Family and friends of English Lightweight boxer Maurice Cullen gathered in Shotton Colliery to see the unveiling of a statue created by artist Graeme Hopper.
They were joined by a number of civic dignitaries and Easington MP Grahame Morris.
The sculpture which now stands pride of place in his home village was modelled on Cullen’s original gloves.
The former pipe fitter made a name for himself in the world of boxing turning professional in 1959.
Over the following years he built up a record of 24 wins, two defeats and two draws. He held the British Lightweight title, defending it four times throughout his career.
I had met the family so it was a real labour of loveGraeme Hopper
He retired after his last fight in 1970 working in a chemical factory in Hartlepool before becoming a milkman.
He died from a heart attack in 2001.
The statue was commissioned by Durham County Councillor Eunice Huntington who spent years raising the funds for the sculpture to be made a reality.
It has been placed on the Ashbrook Estate - in front of the house where Mr Cullen used to live.
Maurice’s wife of 34 years Joan, said: “We are all very, very proud, He came from here and he did very well for himself, Hopefully this statue will help spur someone else on.
“He was very popular. He was quite a humble man, a quite unassuming person, - he would have been quite proud.”
Eileen Connelly, sister said:”I never thought it would be something like this. It’s really very special.”
Sculptor Graeme Hopper said: “The idea started when Coun Eunice Huntington contacted me to create something to remember Maurice by.

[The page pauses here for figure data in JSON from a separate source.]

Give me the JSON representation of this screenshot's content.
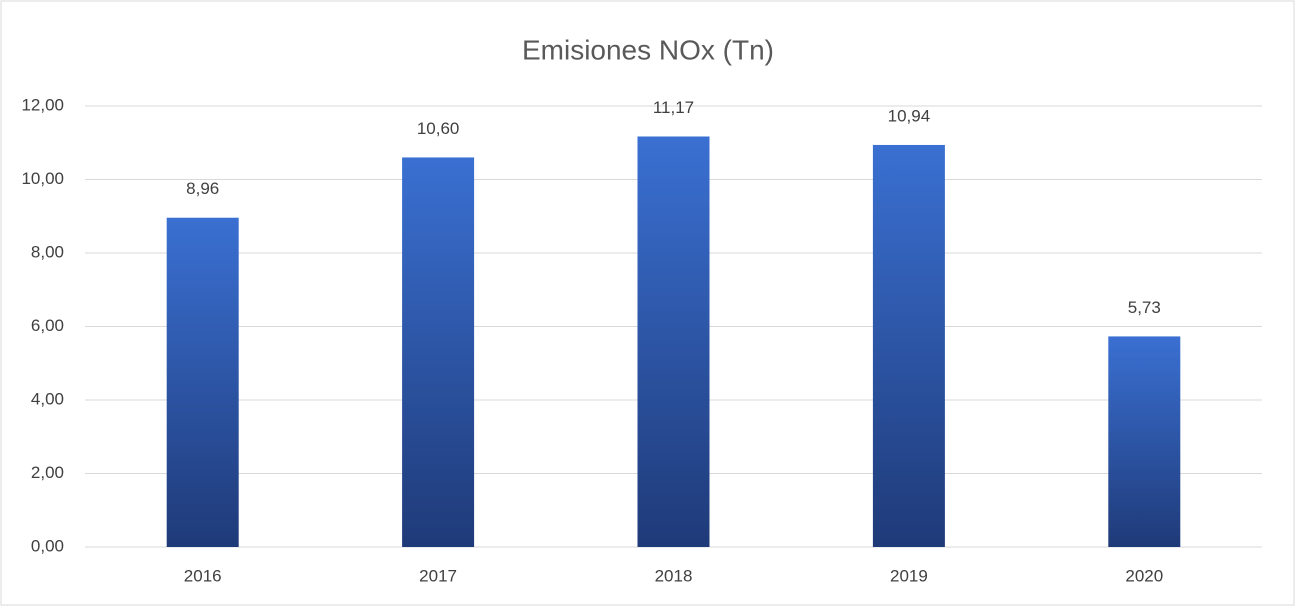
{
  "chart_data": {
    "type": "bar",
    "title": "Emisiones  NOx (Tn)",
    "categories": [
      "2016",
      "2017",
      "2018",
      "2019",
      "2020"
    ],
    "values": [
      8.96,
      10.6,
      11.17,
      10.94,
      5.73
    ],
    "value_labels": [
      "8,96",
      "10,60",
      "11,17",
      "10,94",
      "5,73"
    ],
    "color": "#2f5cb8",
    "ylim": [
      0,
      12
    ],
    "yticks": [
      {
        "value": 0,
        "label": "0,00"
      },
      {
        "value": 2,
        "label": "2,00"
      },
      {
        "value": 4,
        "label": "4,00"
      },
      {
        "value": 6,
        "label": "6,00"
      },
      {
        "value": 8,
        "label": "8,00"
      },
      {
        "value": 10,
        "label": "10,00"
      },
      {
        "value": 12,
        "label": "12,00"
      }
    ],
    "grid": true
  }
}
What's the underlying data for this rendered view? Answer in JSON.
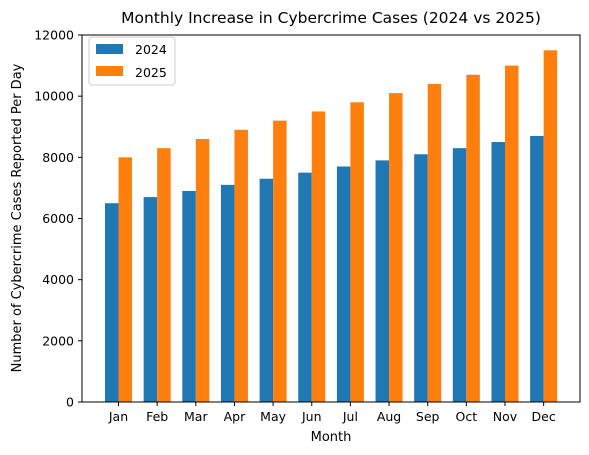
{
  "chart_data": {
    "type": "bar",
    "title": "Monthly Increase in Cybercrime Cases (2024 vs 2025)",
    "xlabel": "Month",
    "ylabel": "Number of Cybercrime Cases Reported Per Day",
    "categories": [
      "Jan",
      "Feb",
      "Mar",
      "Apr",
      "May",
      "Jun",
      "Jul",
      "Aug",
      "Sep",
      "Oct",
      "Nov",
      "Dec"
    ],
    "series": [
      {
        "name": "2024",
        "color": "#1f77b4",
        "values": [
          6500,
          6700,
          6900,
          7100,
          7300,
          7500,
          7700,
          7900,
          8100,
          8300,
          8500,
          8700
        ]
      },
      {
        "name": "2025",
        "color": "#ff7f0e",
        "values": [
          8000,
          8300,
          8600,
          8900,
          9200,
          9500,
          9800,
          10100,
          10400,
          10700,
          11000,
          11500
        ]
      }
    ],
    "ylim": [
      0,
      12000
    ],
    "yticks": [
      "0",
      "2000",
      "4000",
      "6000",
      "8000",
      "10000",
      "12000"
    ],
    "grid": false,
    "legend_position": "top-left"
  }
}
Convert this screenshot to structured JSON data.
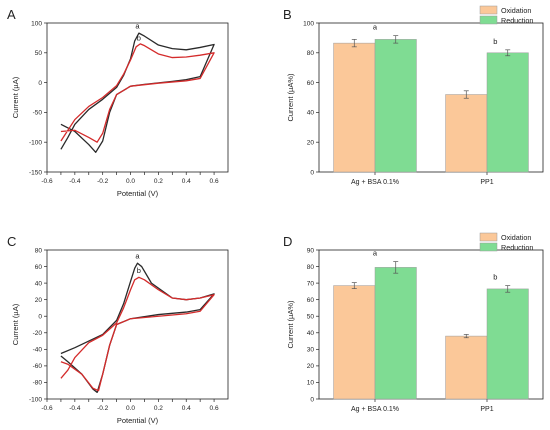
{
  "chart_data": [
    {
      "panel": "A",
      "type": "line",
      "xlabel": "Potential (V)",
      "ylabel": "Current (µA)",
      "xlim": [
        -0.6,
        0.7
      ],
      "ylim": [
        -150,
        100
      ],
      "xticks": [
        -0.6,
        -0.5,
        -0.4,
        -0.3,
        -0.2,
        -0.1,
        0.0,
        0.1,
        0.2,
        0.3,
        0.4,
        0.5,
        0.6
      ],
      "xtick_labels": [
        "-0.6",
        "-0.4",
        "-0.2",
        "0.0",
        "0.2",
        "0.4",
        "0.6"
      ],
      "ytick_labels": [
        "-150",
        "-100",
        "-50",
        "0",
        "50",
        "100"
      ],
      "yticks_labeled": [
        -150,
        -100,
        -50,
        0,
        50,
        100
      ],
      "annotations": [
        {
          "text": "a",
          "x": 0.05,
          "y": 91
        },
        {
          "text": "b",
          "x": 0.06,
          "y": 71
        }
      ],
      "series": [
        {
          "label": "a",
          "color": "#2a2a2a",
          "forward": [
            [
              -0.5,
              -112
            ],
            [
              -0.45,
              -92
            ],
            [
              -0.4,
              -70
            ],
            [
              -0.3,
              -45
            ],
            [
              -0.2,
              -28
            ],
            [
              -0.1,
              -8
            ],
            [
              -0.05,
              12
            ],
            [
              0.0,
              40
            ],
            [
              0.03,
              70
            ],
            [
              0.06,
              83
            ],
            [
              0.1,
              78
            ],
            [
              0.2,
              63
            ],
            [
              0.3,
              57
            ],
            [
              0.4,
              55
            ],
            [
              0.5,
              59
            ],
            [
              0.6,
              64
            ]
          ],
          "reverse": [
            [
              0.6,
              64
            ],
            [
              0.5,
              10
            ],
            [
              0.4,
              5
            ],
            [
              0.3,
              2
            ],
            [
              0.1,
              -3
            ],
            [
              0.0,
              -6
            ],
            [
              -0.1,
              -20
            ],
            [
              -0.15,
              -50
            ],
            [
              -0.2,
              -98
            ],
            [
              -0.25,
              -117
            ],
            [
              -0.3,
              -104
            ],
            [
              -0.4,
              -82
            ],
            [
              -0.5,
              -70
            ]
          ]
        },
        {
          "label": "b",
          "color": "#d42b2b",
          "forward": [
            [
              -0.5,
              -98
            ],
            [
              -0.45,
              -80
            ],
            [
              -0.4,
              -62
            ],
            [
              -0.3,
              -40
            ],
            [
              -0.2,
              -25
            ],
            [
              -0.1,
              -5
            ],
            [
              -0.05,
              14
            ],
            [
              0.0,
              38
            ],
            [
              0.04,
              60
            ],
            [
              0.07,
              65
            ],
            [
              0.1,
              62
            ],
            [
              0.2,
              48
            ],
            [
              0.3,
              42
            ],
            [
              0.4,
              43
            ],
            [
              0.5,
              46
            ],
            [
              0.6,
              50
            ]
          ],
          "reverse": [
            [
              0.6,
              50
            ],
            [
              0.5,
              7
            ],
            [
              0.4,
              3
            ],
            [
              0.2,
              -1
            ],
            [
              0.0,
              -6
            ],
            [
              -0.1,
              -20
            ],
            [
              -0.15,
              -45
            ],
            [
              -0.2,
              -85
            ],
            [
              -0.24,
              -100
            ],
            [
              -0.3,
              -92
            ],
            [
              -0.4,
              -80
            ],
            [
              -0.5,
              -82
            ]
          ]
        }
      ]
    },
    {
      "panel": "B",
      "type": "bar",
      "ylabel": "Current (µA%)",
      "ylim": [
        0,
        100
      ],
      "yticks": [
        0,
        20,
        40,
        60,
        80,
        100
      ],
      "categories": [
        "Ag + BSA 0.1%",
        "PP1"
      ],
      "letters": [
        "a",
        "b"
      ],
      "legend": "top-right",
      "series": [
        {
          "name": "Oxidation",
          "color": "#fbc899",
          "values": [
            86.5,
            52.0
          ],
          "errors": [
            2.5,
            2.5
          ]
        },
        {
          "name": "Reduction",
          "color": "#7fdc93",
          "values": [
            89.0,
            80.0
          ],
          "errors": [
            2.5,
            2.0
          ]
        }
      ]
    },
    {
      "panel": "C",
      "type": "line",
      "xlabel": "Potential (V)",
      "ylabel": "Current (µA)",
      "xlim": [
        -0.6,
        0.7
      ],
      "ylim": [
        -100,
        80
      ],
      "xticks": [
        -0.6,
        -0.5,
        -0.4,
        -0.3,
        -0.2,
        -0.1,
        0.0,
        0.1,
        0.2,
        0.3,
        0.4,
        0.5,
        0.6
      ],
      "xtick_labels": [
        "-0.6",
        "-0.4",
        "-0.2",
        "0.0",
        "0.2",
        "0.4",
        "0.6"
      ],
      "ytick_labels": [
        "-100",
        "-80",
        "-60",
        "-40",
        "-20",
        "0",
        "20",
        "40",
        "60",
        "80"
      ],
      "yticks_labeled": [
        -100,
        -80,
        -60,
        -40,
        -20,
        0,
        20,
        40,
        60,
        80
      ],
      "annotations": [
        {
          "text": "a",
          "x": 0.05,
          "y": 70
        },
        {
          "text": "b",
          "x": 0.06,
          "y": 52
        }
      ],
      "series": [
        {
          "label": "a",
          "color": "#2a2a2a",
          "forward": [
            [
              -0.5,
              -45
            ],
            [
              -0.4,
              -38
            ],
            [
              -0.3,
              -30
            ],
            [
              -0.2,
              -22
            ],
            [
              -0.1,
              -5
            ],
            [
              -0.05,
              15
            ],
            [
              0.0,
              42
            ],
            [
              0.03,
              58
            ],
            [
              0.05,
              64
            ],
            [
              0.08,
              60
            ],
            [
              0.15,
              40
            ],
            [
              0.3,
              22
            ],
            [
              0.4,
              20
            ],
            [
              0.5,
              22
            ],
            [
              0.6,
              27
            ]
          ],
          "reverse": [
            [
              0.6,
              27
            ],
            [
              0.5,
              8
            ],
            [
              0.4,
              5
            ],
            [
              0.2,
              2
            ],
            [
              0.0,
              -3
            ],
            [
              -0.1,
              -10
            ],
            [
              -0.15,
              -35
            ],
            [
              -0.2,
              -70
            ],
            [
              -0.24,
              -92
            ],
            [
              -0.27,
              -88
            ],
            [
              -0.35,
              -70
            ],
            [
              -0.45,
              -55
            ],
            [
              -0.5,
              -48
            ]
          ]
        },
        {
          "label": "b",
          "color": "#d42b2b",
          "forward": [
            [
              -0.5,
              -75
            ],
            [
              -0.45,
              -65
            ],
            [
              -0.4,
              -50
            ],
            [
              -0.3,
              -32
            ],
            [
              -0.2,
              -23
            ],
            [
              -0.1,
              -8
            ],
            [
              -0.05,
              10
            ],
            [
              0.0,
              32
            ],
            [
              0.03,
              44
            ],
            [
              0.06,
              47
            ],
            [
              0.1,
              44
            ],
            [
              0.2,
              32
            ],
            [
              0.3,
              22
            ],
            [
              0.4,
              20
            ],
            [
              0.5,
              22
            ],
            [
              0.6,
              26
            ]
          ],
          "reverse": [
            [
              0.6,
              26
            ],
            [
              0.5,
              6
            ],
            [
              0.4,
              3
            ],
            [
              0.2,
              0
            ],
            [
              0.0,
              -3
            ],
            [
              -0.1,
              -10
            ],
            [
              -0.15,
              -35
            ],
            [
              -0.2,
              -70
            ],
            [
              -0.23,
              -90
            ],
            [
              -0.27,
              -87
            ],
            [
              -0.35,
              -70
            ],
            [
              -0.45,
              -58
            ],
            [
              -0.5,
              -55
            ]
          ]
        }
      ]
    },
    {
      "panel": "D",
      "type": "bar",
      "ylabel": "Current (µA%)",
      "ylim": [
        0,
        90
      ],
      "yticks": [
        0,
        10,
        20,
        30,
        40,
        50,
        60,
        70,
        80,
        90
      ],
      "categories": [
        "Ag + BSA 0.1%",
        "PP1"
      ],
      "letters": [
        "a",
        "b"
      ],
      "legend": "top-right",
      "series": [
        {
          "name": "Oxidation",
          "color": "#fbc899",
          "values": [
            68.5,
            38.0
          ],
          "errors": [
            1.8,
            1.0
          ]
        },
        {
          "name": "Reduction",
          "color": "#7fdc93",
          "values": [
            79.5,
            66.5
          ],
          "errors": [
            3.5,
            2.0
          ]
        }
      ]
    }
  ]
}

“After a few discussions, Maurice’s wife Joan gave me his original boxing gloves. It could have been a boxing ring but it was the gloves which were chosen.
“It took longer than I wanted it to take. But the gloves had to be perfect. I had met the family so it was a real labour of love.”
Speaking ahead of the unveiling Coun Huntington said: “It was always something I wanted to do for the community and has proved very popular.”